This discussion has been locked.
You can no longer post new replies to this discussion. If you have a question you can start a new discussion

HRM Pro: Distance for timed activities

Former Member
Former Member

My use case for buying my new HRM Pro is handball  (where I cannot wear a watch). I wanted HR and distance data for those games. I thought it would use my stride length to estimate a distance based on the recorded steps, alas it does not (confirmed this with Garmin support on the phone). I can see the HR data and cadence data graphs in the Garmin Connect activity, but derived data such as distance and speed would have been much more powerful.

Hopefully they will be able and willing to remedy this through software. I do not understand why they choose this solution, had I used my old Forerunner 610 and my footpod and pretended it was a threadmill run, I would have gotten exactly what I wanted in that respect (obv. sans heart rate data).

I am hoping someone will tell me that I missed some setting somewhere.

  • When you leave your watch on the bench and wear the band, are you recording an activity on the watch?  And which one?

    When you stop/save the activity on the watch, the watch should download the data from the band.

    Are you just downloading the data right to your phone?

  • One cannot download what is not recorded.

    The strap on its own does not record distance covered is the issue.

  • Former Member
    0 Former Member over 4 years ago in reply to jim_m_58

    I am recording an activity. I have tried some different one, for example the "Indoor Treadmill" one. The data syncs fine, I get HRM and Cadence graphs. But I want the cadence translated into distance, and preferably also speed.

    Here is a snapshot from the activity:

    Note that distance is 0.00 and the pace graph is constant but I do have cadence data and the other running dynamics data in there.

    Had I worn an old-style footpod on an indoor threadmill it would have been able to use my account's stride length to fill out those two. Why doesn't it here?

  • Former Member
    0 Former Member over 4 years ago in reply to dtunney

    Thank you for your response. While the strap does not record distance, it does record cadence. Garmin has been able to translate that into distance and pace for a long time (e.g. for footpods). Why are they not doing it here?

  • Garmin has been able to translate that into distance and pace for a long time (e.g. for footpods).

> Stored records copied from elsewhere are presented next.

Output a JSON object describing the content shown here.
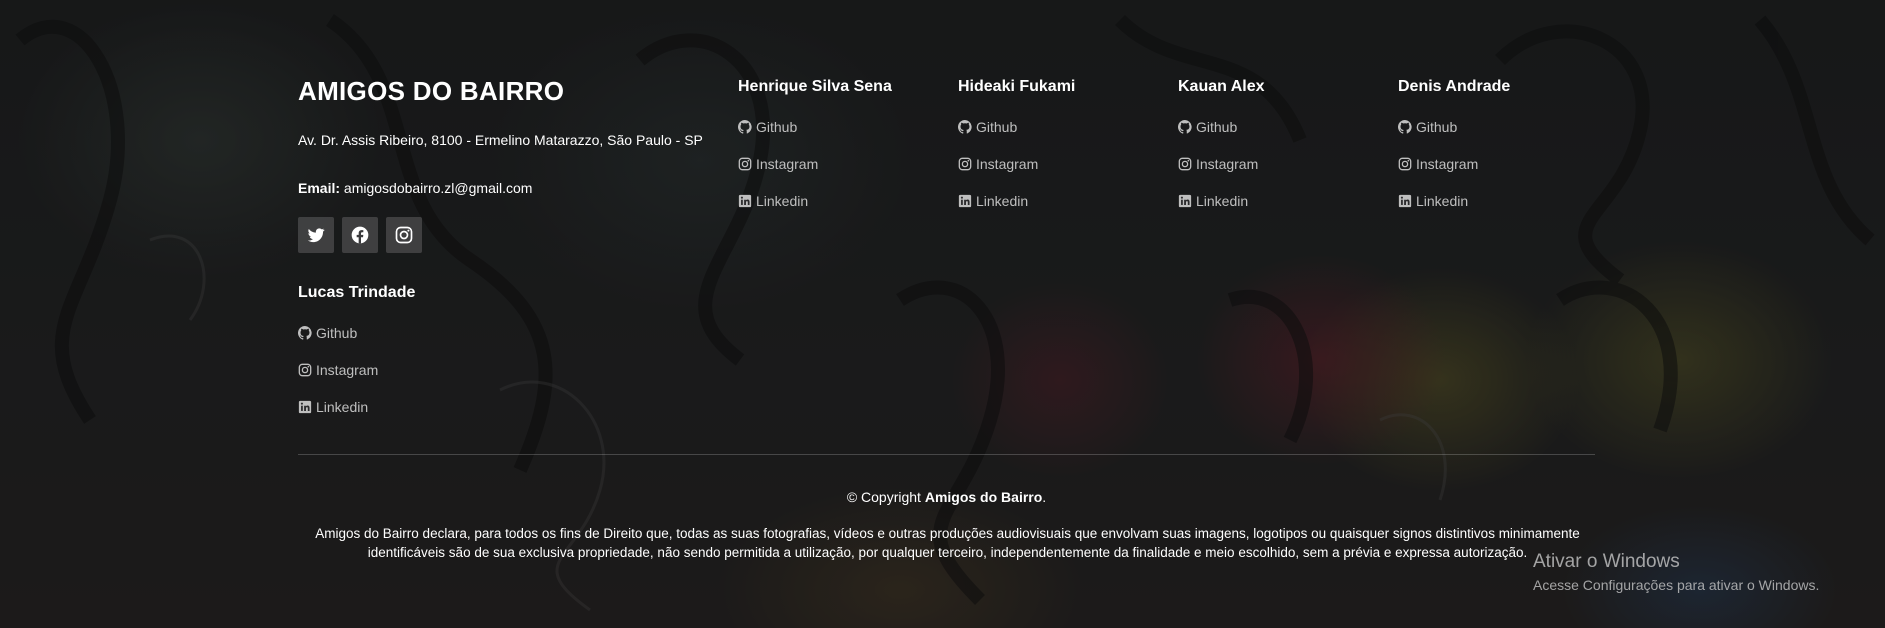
{
  "brand": {
    "title": "AMIGOS DO BAIRRO",
    "address": "Av. Dr. Assis Ribeiro, 8100 - Ermelino Matarazzo, São Paulo - SP",
    "email_label": "Email:",
    "email_value": "amigosdobairro.zl@gmail.com"
  },
  "socials": [
    {
      "icon": "twitter-icon"
    },
    {
      "icon": "facebook-icon"
    },
    {
      "icon": "instagram-icon"
    }
  ],
  "members": [
    {
      "name": "Henrique Silva Sena",
      "links": [
        "Github",
        "Instagram",
        "Linkedin"
      ]
    },
    {
      "name": "Hideaki Fukami",
      "links": [
        "Github",
        "Instagram",
        "Linkedin"
      ]
    },
    {
      "name": "Kauan Alex",
      "links": [
        "Github",
        "Instagram",
        "Linkedin"
      ]
    },
    {
      "name": "Denis Andrade",
      "links": [
        "Github",
        "Instagram",
        "Linkedin"
      ]
    },
    {
      "name": "Lucas Trindade",
      "links": [
        "Github",
        "Instagram",
        "Linkedin"
      ]
    }
  ],
  "copyright": {
    "prefix": "© Copyright",
    "name": "Amigos do Bairro",
    "suffix": "."
  },
  "disclaimer": "Amigos do Bairro declara, para todos os fins de Direito que, todas as suas fotografias, vídeos e outras produções audiovisuais que envolvam suas imagens, logotipos ou quaisquer signos distintivos minimamente identificáveis são de sua exclusiva propriedade, não sendo permitida a utilização, por qualquer terceiro, independentemente da finalidade e meio escolhido, sem a prévia e expressa autorização.",
  "windows_activation": {
    "title": "Ativar o Windows",
    "subtitle": "Acesse Configurações para ativar o Windows."
  }
}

    Footpods use much more than cadence to determine pace and distance.

  • Former Member
    0 Former Member over 4 years ago in reply to tmk2

    Indeed they do. I guess that was an oversimplification, my bad.

    Nonetheless. Garmin says the HRM Pro has support for the running dynamics measurements which includes stride lengths. Even if it does not have same kind of IMU/triaxxial accelorometer as a footpod (I have no idea if it does) you should be able to translate what you get from running dynamics into a decent estimate of distance I would think.

    In fact my HRM Pro does not seem to output stride length into my Garmin Connect activity (it sits at 0 in the graphs I posted earlier). This seems to contradict the manual.

  • AFAIK the HRM-Pro (and any other garmin runninng dynamics sensor) calculates stride length by receiving current pace data from the watch. Therefore it won't work when the strap works disconnected from the watch.

  • Former Member
    0 Former Member over 4 years ago in reply to tmk2

    I see. It's a shame GC just says "0" instead of "no data" then. I feel like this limitation of the offline data transfer of the HRM Pro is poorly communicated. I bought it with the expection that it would work. I can understand why it might not, thanks to you, but I am still disappointed.

    From a technical standpoint I am not sure how the watch helps with stride length in the case of indoor workouts. If I actually wear the watch and go on a treadmill, does the swinging of my arm somehow help the determination of pace? I guess they must correlate the length of the arc my arm moves with my stride length somehow?

  • From a technical standpoint I am not sure how the watch helps with stride length in the case of indoor workouts. If I actually wear the watch and go on a treadmill, does the swinging of my arm somehow help the determination of pace?

    Yes, all recent garmin watches can calculate pace for indoor workouts, albeit with limited accuracy.

  • For a stop-start activity like handball, I would have thought that steps/cadence was pretty poorly correlated with distance anyway.